Elle craignit d’avoir vu juste.
Les ténèbres tourbillonnantes. Et quand elle rouvrit les yeux, ce fut pour voir cette lune sauvage veillant sur Discordia, et la lumière rouge pulsatile
(forge du Roi)
à l’horizon.
— Par ici ! lança une voix de femme, tout comme la première fois. Par ici, à l’abri du vent !
Susannah baissa les yeux et constata qu’elle était cul-de-jatte, et assise dans ce même chariot grossier que lors de sa première visite sur l’allure. La même femme, grande et belle, ses cheveux noirs flottant au vent, lui faisait signe. Mia, bien sûr. Et tout ça pas plus réel que les vagues souvenirs que Susannah gardait de la salle de banquet, comme en rêve.
Elle se dit : Fedic, pourtant, était bien réel. Le corps de Mia est bien là-bas, de même que le mien en ce moment même se fait blackbouler dans l’arrière-cuisine du Cochon du Sud, où d’indescriptibles repas se préparent, pour des convives inhumains. L’allure du château est le décor du rêve de Mia, son refuge, son Dogan.
— À moi, Susannah de l’Entre-Deux-Mondes ! Viens à l’abri du vent, et du pouls maléfique du Roi Rouge ! Viens à l’abri du vent, derrière ce merlon !
Susannah secoua la tête.
— Dis ce que tu as à dire, qu’on en finisse, Mia. Il faut qu’on accouche de ce bébé — si fait, d’une manière ou d’une autre, entre nous — et une fois qu’il sera sorti, nous serons quittes. Tu m’as empoisonné la vie, ô combien.
Mia la contempla avec une intensité chargée de désespoir, debout avec son ventre rond soulevant son poncho et le vent tirant ses cheveux en arrière.
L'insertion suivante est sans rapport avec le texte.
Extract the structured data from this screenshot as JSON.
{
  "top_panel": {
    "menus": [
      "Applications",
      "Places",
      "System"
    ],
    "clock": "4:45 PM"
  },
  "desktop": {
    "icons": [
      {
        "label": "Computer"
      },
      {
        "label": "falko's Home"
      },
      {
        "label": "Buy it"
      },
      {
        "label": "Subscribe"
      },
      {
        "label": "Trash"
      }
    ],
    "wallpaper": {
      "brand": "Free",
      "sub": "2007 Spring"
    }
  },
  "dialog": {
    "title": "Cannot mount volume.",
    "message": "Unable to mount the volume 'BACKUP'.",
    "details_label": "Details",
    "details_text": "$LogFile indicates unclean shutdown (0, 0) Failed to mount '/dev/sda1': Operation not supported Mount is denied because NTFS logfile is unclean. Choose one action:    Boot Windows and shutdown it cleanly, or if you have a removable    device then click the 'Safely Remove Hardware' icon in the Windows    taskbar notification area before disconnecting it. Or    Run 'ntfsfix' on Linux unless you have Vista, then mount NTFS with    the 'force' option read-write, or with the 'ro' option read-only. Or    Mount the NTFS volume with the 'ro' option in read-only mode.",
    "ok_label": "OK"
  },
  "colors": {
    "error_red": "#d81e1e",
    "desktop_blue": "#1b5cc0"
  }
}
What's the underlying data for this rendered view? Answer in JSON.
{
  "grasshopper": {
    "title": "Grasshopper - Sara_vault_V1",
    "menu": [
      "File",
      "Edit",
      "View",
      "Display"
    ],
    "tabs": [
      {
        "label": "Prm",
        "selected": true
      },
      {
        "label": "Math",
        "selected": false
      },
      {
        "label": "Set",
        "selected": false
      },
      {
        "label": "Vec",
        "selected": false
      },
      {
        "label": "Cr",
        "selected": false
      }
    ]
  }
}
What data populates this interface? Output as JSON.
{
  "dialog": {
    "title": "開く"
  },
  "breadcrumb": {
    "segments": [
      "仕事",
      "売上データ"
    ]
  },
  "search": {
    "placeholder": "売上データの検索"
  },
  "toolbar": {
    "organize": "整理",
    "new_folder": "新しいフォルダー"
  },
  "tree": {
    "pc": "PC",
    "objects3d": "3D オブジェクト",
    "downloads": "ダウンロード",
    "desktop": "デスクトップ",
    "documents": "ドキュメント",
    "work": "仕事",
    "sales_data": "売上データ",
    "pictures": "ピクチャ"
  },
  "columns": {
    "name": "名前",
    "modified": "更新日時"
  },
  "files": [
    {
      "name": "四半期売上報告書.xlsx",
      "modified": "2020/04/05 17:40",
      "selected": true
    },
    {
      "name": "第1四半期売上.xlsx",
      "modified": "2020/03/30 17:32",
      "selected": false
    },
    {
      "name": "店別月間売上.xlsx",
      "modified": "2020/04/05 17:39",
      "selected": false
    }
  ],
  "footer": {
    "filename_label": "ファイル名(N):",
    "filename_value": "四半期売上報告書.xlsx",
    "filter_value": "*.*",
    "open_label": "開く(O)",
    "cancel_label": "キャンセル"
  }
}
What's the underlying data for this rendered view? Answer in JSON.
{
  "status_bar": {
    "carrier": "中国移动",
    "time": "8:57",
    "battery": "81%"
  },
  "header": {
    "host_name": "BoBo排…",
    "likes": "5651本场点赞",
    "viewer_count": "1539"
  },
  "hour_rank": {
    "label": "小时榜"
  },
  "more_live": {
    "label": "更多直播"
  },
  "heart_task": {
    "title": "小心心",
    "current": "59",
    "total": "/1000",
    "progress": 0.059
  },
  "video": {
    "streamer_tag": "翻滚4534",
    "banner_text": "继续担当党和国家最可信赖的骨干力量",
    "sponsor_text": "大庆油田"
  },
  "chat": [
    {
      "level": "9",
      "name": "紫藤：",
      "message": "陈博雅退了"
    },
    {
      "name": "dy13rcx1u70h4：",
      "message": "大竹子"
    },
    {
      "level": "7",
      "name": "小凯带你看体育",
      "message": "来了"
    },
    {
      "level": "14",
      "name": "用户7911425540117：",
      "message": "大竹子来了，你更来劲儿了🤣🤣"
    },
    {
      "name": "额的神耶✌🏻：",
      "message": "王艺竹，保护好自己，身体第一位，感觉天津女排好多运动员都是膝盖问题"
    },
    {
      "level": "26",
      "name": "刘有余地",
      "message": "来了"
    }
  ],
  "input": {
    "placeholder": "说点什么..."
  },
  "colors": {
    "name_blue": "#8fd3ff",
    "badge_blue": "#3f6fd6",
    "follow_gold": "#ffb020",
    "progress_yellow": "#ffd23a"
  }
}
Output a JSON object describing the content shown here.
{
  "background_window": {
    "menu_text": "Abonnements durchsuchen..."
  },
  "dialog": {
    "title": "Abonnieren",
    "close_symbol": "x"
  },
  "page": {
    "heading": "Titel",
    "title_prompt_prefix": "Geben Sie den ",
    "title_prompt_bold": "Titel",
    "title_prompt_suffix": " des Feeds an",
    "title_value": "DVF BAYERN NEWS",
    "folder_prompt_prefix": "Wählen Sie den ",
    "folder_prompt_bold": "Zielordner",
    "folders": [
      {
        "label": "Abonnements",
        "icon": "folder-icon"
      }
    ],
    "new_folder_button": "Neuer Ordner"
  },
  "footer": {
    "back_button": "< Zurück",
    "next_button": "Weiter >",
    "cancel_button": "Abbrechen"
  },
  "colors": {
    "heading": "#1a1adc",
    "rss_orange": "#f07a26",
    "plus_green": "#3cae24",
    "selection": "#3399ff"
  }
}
— C’est toi qui as pris le poison, Susannah ! C’est toi qui l’as avalé ! Si fait, quand l’enfant n’était encore qu’une graine non éclose au creux de ton ventre !
Était-ce vrai ? Et si ça l’était, laquelle des deux avait invité Mia à entrer, comme le vampire qu’elle était, en réalité ? Était-ce Susannah, ou Detta ?
Aucune des deux, conclut Susannah.
Pour elle, c’était peut-être bien Odetta Holmes. Odetta, qui n’aurait jamais brisé l’assiette des grandes occasions de la vilaine vieille dame bleue. Odetta qui aimait ses poupées, même si la plupart d’entre elles étaient aussi blanches que ses culottes sages en coton blanc.
— Que me veux-tu, Mia, fille de personne ? Parle et qu’on en finisse !
— Bientôt nous serons réunies — si fait, réunies pour de bon, ensemble en couches. Et tout ce que je demande, c’est que, si se présente une occasion pour moi de m’échapper avec mon p’tit gars, tu me prêtes main-forte.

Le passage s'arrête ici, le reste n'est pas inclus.